Other commercialization of marine plants includes harvesting seaweed for a variety of products, including foods and fertilizer. Researchers aspire to transfer proteins identified in Dunaliella bardawil, which resist extreme saltiness and sun exposure, to land plants that are cultivated in places with high salinity and sunlight conditions.

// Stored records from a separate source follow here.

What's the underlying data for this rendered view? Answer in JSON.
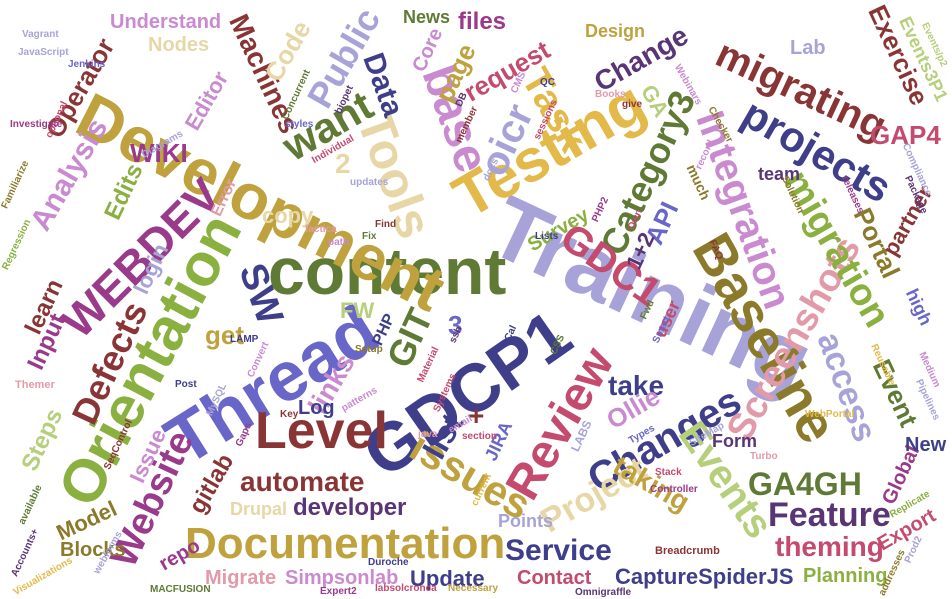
{
  "words": [
    {
      "text": "Training",
      "color": "#a7a3d8"
    },
    {
      "text": "content",
      "color": "#5f7a35"
    },
    {
      "text": "Development",
      "color": "#bfa23e"
    },
    {
      "text": "Orientation",
      "color": "#8ab040"
    },
    {
      "text": "GDCP1",
      "color": "#3e3e8a"
    },
    {
      "text": "Thread",
      "color": "#6866c8"
    },
    {
      "text": "Testing",
      "color": "#e3b94a"
    },
    {
      "text": "Baseline",
      "color": "#8a7a2a"
    },
    {
      "text": "Documentation",
      "color": "#bfa23e"
    },
    {
      "text": "Level",
      "color": "#8a3535"
    },
    {
      "text": "Review",
      "color": "#c44a6e"
    },
    {
      "text": "Tools",
      "color": "#e8d7a6"
    },
    {
      "text": "Integration",
      "color": "#c98ad0"
    },
    {
      "text": "Screenshots",
      "color": "#e39aa8"
    },
    {
      "text": "Changes",
      "color": "#3e3e8a"
    },
    {
      "text": "WEBDEV",
      "color": "#9a3a8a"
    },
    {
      "text": "projects",
      "color": "#3e3e8a"
    },
    {
      "text": "migrating",
      "color": "#8a3535"
    },
    {
      "text": "migration",
      "color": "#8ab040"
    },
    {
      "text": "Category3",
      "color": "#5f7a35"
    },
    {
      "text": "GDC1",
      "color": "#c44a6e"
    },
    {
      "text": "issues",
      "color": "#bfa23e"
    },
    {
      "text": "Website",
      "color": "#9a3a8a"
    },
    {
      "text": "Defects",
      "color": "#8a3535"
    },
    {
      "text": "Events",
      "color": "#b5cf7a"
    },
    {
      "text": "Feature",
      "color": "#5a3575"
    },
    {
      "text": "Project",
      "color": "#e8d7a6"
    },
    {
      "text": "base",
      "color": "#c98ad0"
    },
    {
      "text": "want",
      "color": "#5f7a35"
    },
    {
      "text": "Task",
      "color": "#e3b94a"
    },
    {
      "text": "oicr",
      "color": "#a7a3d8"
    },
    {
      "text": "Public",
      "color": "#a7a3d8"
    },
    {
      "text": "Data",
      "color": "#3e3e8a"
    },
    {
      "text": "access",
      "color": "#a7a3d8"
    },
    {
      "text": "automate",
      "color": "#8a3535"
    },
    {
      "text": "developer",
      "color": "#5a3575"
    },
    {
      "text": "GA4GH",
      "color": "#5f7a35"
    },
    {
      "text": "Service",
      "color": "#3e3e8a"
    },
    {
      "text": "theming",
      "color": "#c44a6e"
    },
    {
      "text": "CaptureSpiderJS",
      "color": "#3e3e8a"
    },
    {
      "text": "Analysis",
      "color": "#c98ad0"
    },
    {
      "text": "Change",
      "color": "#5a3575"
    },
    {
      "text": "Machines",
      "color": "#8a3535"
    },
    {
      "text": "links",
      "color": "#c98ad0"
    },
    {
      "text": "list",
      "color": "#3e3e8a"
    },
    {
      "text": "take",
      "color": "#3e3e8a"
    },
    {
      "text": "Ollie",
      "color": "#c98ad0"
    },
    {
      "text": "taking",
      "color": "#bfa23e"
    },
    {
      "text": "Exercise",
      "color": "#8a3535"
    },
    {
      "text": "GAP4",
      "color": "#c44a6e"
    },
    {
      "text": "Event",
      "color": "#5f7a35"
    },
    {
      "text": "Portal",
      "color": "#8a7a2a"
    },
    {
      "text": "partner",
      "color": "#8a3535"
    },
    {
      "text": "API",
      "color": "#6866c8"
    },
    {
      "text": "Steps",
      "color": "#b5cf7a"
    },
    {
      "text": "Input",
      "color": "#9a3a8a"
    },
    {
      "text": "learn",
      "color": "#8a3535"
    },
    {
      "text": "get",
      "color": "#bfa23e"
    },
    {
      "text": "SW",
      "color": "#3e3e8a"
    },
    {
      "text": "GIT",
      "color": "#5f7a35"
    },
    {
      "text": "Edits",
      "color": "#8ab040"
    },
    {
      "text": "WIKI",
      "color": "#9a3a8a"
    },
    {
      "text": "copy",
      "color": "#e8d7a6"
    },
    {
      "text": "login",
      "color": "#a7a3d8"
    },
    {
      "text": "Operator",
      "color": "#8a3535"
    },
    {
      "text": "Editor",
      "color": "#c98ad0"
    },
    {
      "text": "Nodes",
      "color": "#e8d7a6"
    },
    {
      "text": "Code",
      "color": "#e8d7a6"
    },
    {
      "text": "Understand",
      "color": "#c98ad0"
    },
    {
      "text": "News",
      "color": "#5f7a35"
    },
    {
      "text": "files",
      "color": "#9a3a8a"
    },
    {
      "text": "request",
      "color": "#c44a6e"
    },
    {
      "text": "Design",
      "color": "#bfa23e"
    },
    {
      "text": "page",
      "color": "#bfa23e"
    },
    {
      "text": "Core",
      "color": "#c98ad0"
    },
    {
      "text": "Lab",
      "color": "#a7a3d8"
    },
    {
      "text": "Events3P1",
      "color": "#b5cf7a"
    },
    {
      "text": "team",
      "color": "#5a3575"
    },
    {
      "text": "Survey",
      "color": "#8ab040"
    },
    {
      "text": "1+2",
      "color": "#5a3575"
    },
    {
      "text": "Model",
      "color": "#8a7a2a"
    },
    {
      "text": "gitlab",
      "color": "#8a3535"
    },
    {
      "text": "Issue",
      "color": "#c98ad0"
    },
    {
      "text": "Log",
      "color": "#3e3e8a"
    },
    {
      "text": "Drupal",
      "color": "#e8d7a6"
    },
    {
      "text": "Blocks",
      "color": "#8a7a2a"
    },
    {
      "text": "repo",
      "color": "#9a3a8a"
    },
    {
      "text": "Migrate",
      "color": "#e39aa8"
    },
    {
      "text": "Simpsonlab",
      "color": "#c98ad0"
    },
    {
      "text": "Update",
      "color": "#3e3e8a"
    },
    {
      "text": "Contact",
      "color": "#c44a6e"
    },
    {
      "text": "Points",
      "color": "#a7a3d8"
    },
    {
      "text": "Planning",
      "color": "#8ab040"
    },
    {
      "text": "Form",
      "color": "#5a3575"
    },
    {
      "text": "Export",
      "color": "#c44a6e"
    },
    {
      "text": "Global",
      "color": "#9a3a8a"
    },
    {
      "text": "New",
      "color": "#3e3e8a"
    },
    {
      "text": "high",
      "color": "#6866c8"
    },
    {
      "text": "FW",
      "color": "#b5cf7a"
    },
    {
      "text": "JIRA",
      "color": "#6866c8"
    },
    {
      "text": "3",
      "color": "#6866c8"
    },
    {
      "text": "2",
      "color": "#e8d7a6"
    },
    {
      "text": "+",
      "color": "#8a3535"
    },
    {
      "text": "user",
      "color": "#c44a6e"
    },
    {
      "text": "GA",
      "color": "#b5cf7a"
    },
    {
      "text": "Error",
      "color": "#e39aa8"
    },
    {
      "text": "PHP",
      "color": "#3e3e8a"
    },
    {
      "text": "Jenkins",
      "color": "#6866c8"
    },
    {
      "text": "Vagrant",
      "color": "#a7a3d8"
    },
    {
      "text": "JavaScript",
      "color": "#a7a3d8"
    },
    {
      "text": "optional",
      "color": "#c44a6e"
    },
    {
      "text": "Investigate",
      "color": "#9a3a8a"
    },
    {
      "text": "Familiarize",
      "color": "#8a7a2a"
    },
    {
      "text": "Regression",
      "color": "#8ab040"
    },
    {
      "text": "Themer",
      "color": "#e39aa8"
    },
    {
      "text": "webforms",
      "color": "#a7a3d8"
    },
    {
      "text": "Visualizations",
      "color": "#e3b94a"
    },
    {
      "text": "MACFUSION",
      "color": "#5f7a35"
    },
    {
      "text": "Expert2",
      "color": "#9a3a8a"
    },
    {
      "text": "labsolcronca",
      "color": "#c44a6e"
    },
    {
      "text": "Necessary",
      "color": "#bfa23e"
    },
    {
      "text": "Omnigraffle",
      "color": "#5a3575"
    },
    {
      "text": "Breadcrumb",
      "color": "#8a3535"
    },
    {
      "text": "Duroche",
      "color": "#3e3e8a"
    },
    {
      "text": "addresses",
      "color": "#8a7a2a"
    },
    {
      "text": "Replicate",
      "color": "#8ab040"
    },
    {
      "text": "Prod2",
      "color": "#a7a3d8"
    },
    {
      "text": "Compliance",
      "color": "#a7a3d8"
    },
    {
      "text": "Medium",
      "color": "#c98ad0"
    },
    {
      "text": "Events/p2",
      "color": "#b5cf7a"
    },
    {
      "text": "releases",
      "color": "#9a3a8a"
    },
    {
      "text": "Package",
      "color": "#5a3575"
    },
    {
      "text": "Webinars",
      "color": "#c98ad0"
    },
    {
      "text": "Checker",
      "color": "#8a7a2a"
    },
    {
      "text": "Concurrent",
      "color": "#5f7a35"
    },
    {
      "text": "biopet",
      "color": "#5a3575"
    },
    {
      "text": "styles",
      "color": "#6866c8"
    },
    {
      "text": "Individual",
      "color": "#c44a6e"
    },
    {
      "text": "updates",
      "color": "#a7a3d8"
    },
    {
      "text": "FAQ",
      "color": "#8a3535"
    },
    {
      "text": "Fwd",
      "color": "#5f7a35"
    },
    {
      "text": "Smart",
      "color": "#6866c8"
    },
    {
      "text": "Material",
      "color": "#c44a6e"
    },
    {
      "text": "LAMP",
      "color": "#3e3e8a"
    },
    {
      "text": "Convert",
      "color": "#c98ad0"
    },
    {
      "text": "Setup",
      "color": "#8a7a2a"
    },
    {
      "text": "Post",
      "color": "#3e3e8a"
    },
    {
      "text": "MySQL",
      "color": "#a7a3d8"
    },
    {
      "text": "Key",
      "color": "#8a3535"
    },
    {
      "text": "Gaps",
      "color": "#9a3a8a"
    },
    {
      "text": "SiteMap",
      "color": "#a7a3d8"
    },
    {
      "text": "Types",
      "color": "#6866c8"
    },
    {
      "text": "Stack",
      "color": "#c44a6e"
    },
    {
      "text": "Controller",
      "color": "#9a3a8a"
    },
    {
      "text": "Turbo",
      "color": "#e39aa8"
    },
    {
      "text": "LABS",
      "color": "#a7a3d8"
    },
    {
      "text": "section",
      "color": "#c44a6e"
    },
    {
      "text": "email",
      "color": "#c98ad0"
    },
    {
      "text": "current",
      "color": "#e3b94a"
    },
    {
      "text": "available",
      "color": "#5f7a35"
    },
    {
      "text": "Accounts+",
      "color": "#5a3575"
    },
    {
      "text": "SeqControl",
      "color": "#8a3535"
    },
    {
      "text": "patterns",
      "color": "#c98ad0"
    },
    {
      "text": "Systems",
      "color": "#c44a6e"
    },
    {
      "text": "GCal",
      "color": "#3e3e8a"
    },
    {
      "text": "CSS",
      "color": "#5f7a35"
    },
    {
      "text": "Lists",
      "color": "#3e3e8a"
    },
    {
      "text": "factica",
      "color": "#e39aa8"
    },
    {
      "text": "path",
      "color": "#c98ad0"
    },
    {
      "text": "Find",
      "color": "#8a3535"
    },
    {
      "text": "Fix",
      "color": "#5f7a35"
    },
    {
      "text": "docs",
      "color": "#a7a3d8"
    },
    {
      "text": "PHP2",
      "color": "#9a3a8a"
    },
    {
      "text": "much",
      "color": "#8a7a2a"
    },
    {
      "text": "record",
      "color": "#c98ad0"
    },
    {
      "text": "give",
      "color": "#8a3535"
    },
    {
      "text": "Books",
      "color": "#e39aa8"
    },
    {
      "text": "sessions",
      "color": "#c44a6e"
    },
    {
      "text": "CMS",
      "color": "#c98ad0"
    },
    {
      "text": "QC",
      "color": "#3e3e8a"
    },
    {
      "text": "DB",
      "color": "#5a3575"
    },
    {
      "text": "member",
      "color": "#8a3535"
    },
    {
      "text": "ssh",
      "color": "#5a3575"
    },
    {
      "text": "java",
      "color": "#e39aa8"
    },
    {
      "text": "WebPortal",
      "color": "#e3b94a"
    },
    {
      "text": "Diagrams",
      "color": "#a7a3d8"
    },
    {
      "text": "Own",
      "color": "#c44a6e"
    },
    {
      "text": "Reusable",
      "color": "#e3b94a"
    },
    {
      "text": "Pipelines",
      "color": "#a7a3d8"
    },
    {
      "text": "Solution",
      "color": "#8a7a2a"
    }
  ]
}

In an attempt to reduce crop losses, scientists study the physiological relationship of algae and water for optimum cell growth and photosynthesis to understand how such terrestrial plants as corn can manage moisture better, thereby withstanding droughts.
Researchers conduct molecular examinations of marine and land plants to comprehend how water supply influences growth rate and metabolism. The cells of the alga Chara corallina are large enough that scientists can easily observe how dehydration affects them over a short time period.
Marine plants have a direct relationship to Earth’s climate. Iron deficiencies can be detrimental when marine plants become anemic. Oceanic iron and plant absorption of carbon dioxide is connected to ice age cycles and global warming.
Paleoceanographers investigated sediment samples to study the impact of a 150,000-year-period of global warming that occurred fifty-five million years ago. They hypothesize that marine plants increased in number to remove atmospheric carbon dioxide and reduce temperatures but warn that modern emissions would be too great for similar resolution.